Earlier this month U.S. Soccer and the United Bid for the 2026 World Cup announced that 41 cities in the United States, Mexico, and Canada had expressed their interest in being included in the final bid that will be submitted to FIFA. Come later in September, the committee will release a short list of cities with the final list of chosen venues revealed in January.
As far as the American cities, there are several factors that will go into choosing the cities and stadiums that will host World Cup matches in 2026 if the bid is selected by FIFA. There are 32 cities and 35 stadiums all vying for a chance to be included in the final bid. The committee has noted that it will consider things like transportation infrastructure, hotel accommodations, facilities for teams, environmental initiatives, and past experience hosting sporting or cultural events.
In the end though, city selection is a political process in that it is determining what resources go where. As such, the best city or stadium may not get chosen for a game due to considerations that don’t necessarily have to do with the criteria mentioned above. Where the games end up being played in the U.S. might have something to do with who is putting the bid together. These folks are:
The United Bid Committee’s Board of Directors includes Sunil Gulati (Chairman), Steven Reed (Canada), Peter Montopoli (Canada), Decio De Maria (Mexico), Guillermo Cantu (Mexico), Carlos Cordeiro (USA), Donna Shalala (USA), Dan Flynn (USA), Don Garber (USA), Carlos Bocanegra (USA), Julie Foudy (USA), Ed Foster-Simeon (USA) and Victor Montagliani (CONCACAF). Legendary sports executive Robert Kraft has been appointed as Honorary Chairman of the Board.
The representatives on the bid committee from the U.S. include several names that have connections with cities interested in hosting matches:
- Carlos Cordeiro: U.S. Soccer Vice President and in 2001 served on the board for the New York City Olympic Bid Committee.
- Donna Shalala: Former Health and Human Services Secretary under President Bill Clinton and was the President of the University of Miami (FL) from 2001 to 2015, currently serving as an Independent Director on the U.S. Soccer Board. She is a native of Cleveland, Ohio.
- Dan Flynn: CEO of the U.S. Soccer Federation, native of St. Louis, Missouri, and led sports marketing and held other management positions with Anheuser-Busch for nearly 20 years.
- Don Garber: The U.S. Soccer Federation board member and Commissioner of MLS is from New York, which is also where the league is headquartered.
- Carlos Bocanegra: The former U.S. Men’s National Team captain is the only member of the board who is employed by an MLS team, serving as the Technical Director for Atlanta United. The Five Stripes have taken MLS by storm selling out all of their home matches, drawing crowds of 70,000 plus, and averaging over 40,000 fans a game.

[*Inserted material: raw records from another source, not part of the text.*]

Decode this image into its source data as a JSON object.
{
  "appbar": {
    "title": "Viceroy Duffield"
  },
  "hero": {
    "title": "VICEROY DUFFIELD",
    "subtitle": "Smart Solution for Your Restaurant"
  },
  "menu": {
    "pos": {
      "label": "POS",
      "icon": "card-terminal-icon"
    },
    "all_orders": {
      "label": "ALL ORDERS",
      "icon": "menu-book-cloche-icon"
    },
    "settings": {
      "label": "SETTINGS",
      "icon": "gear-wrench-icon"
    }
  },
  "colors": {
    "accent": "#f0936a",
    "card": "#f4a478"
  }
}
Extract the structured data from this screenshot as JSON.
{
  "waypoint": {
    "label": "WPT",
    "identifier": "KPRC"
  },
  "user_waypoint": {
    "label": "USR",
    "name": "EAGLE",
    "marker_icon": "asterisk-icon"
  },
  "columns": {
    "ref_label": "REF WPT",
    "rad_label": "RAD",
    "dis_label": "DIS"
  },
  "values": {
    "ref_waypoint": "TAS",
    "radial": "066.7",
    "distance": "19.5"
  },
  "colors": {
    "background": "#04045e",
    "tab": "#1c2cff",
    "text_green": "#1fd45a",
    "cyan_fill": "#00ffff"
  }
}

Bocanegra also has ties to Southern California and Chicago from his time in MLS.
- Julie Foudy: The former U.S. Women’s National Team World Cup winner has had as distinguished a career off the field as on it. After spending her playing career with the WNT, Stanford Cardinal, and domestic professional career in Sacramento and San Diego, Foudy became a commentator with ESPN, started the Julie Foudy Sports Leadership Academy, and has been active in the areas of sports medicine and Title IX advocacy. While these cities are not listed among the potential host locations, San Francisco is not too far from Palo Alto where Foudy attended Stanford.
- Ed Foster-Simeon: President and CEO of the U.S. Soccer Foundation and USSF board member. Foster-Simeon got his start in soccer as the Vice President of the Virginia Youth Soccer Association and has connections with the Washington D.C. area.
- Robert Kraft: Owner New England Revolution and Honorary Chairman of the United Bid Committee. Sunil Gulati spoke glowingly of him and the atmosphere for the matches at Foxboro Stadium near Boston during the 1994 World Cup when Kraft was named chairman.
A few cities also have noted connections to U.S. Soccer which could be a factor in influencing the committee. For example, the organization is based in Chicago and Soldier Field hosted matches in 1994 and has been consistently chosen for games in the Gold Cup as well as being a city featured during the Copa America Centenario.
At this point, none of the people associated with the bid seem like they would be representing a city or region that is not an obvious candidate to host matches during the 2026 World Cup. Still, these connections could sway the committee in choosing between deserving cities as it prepares the bid to host the tournament.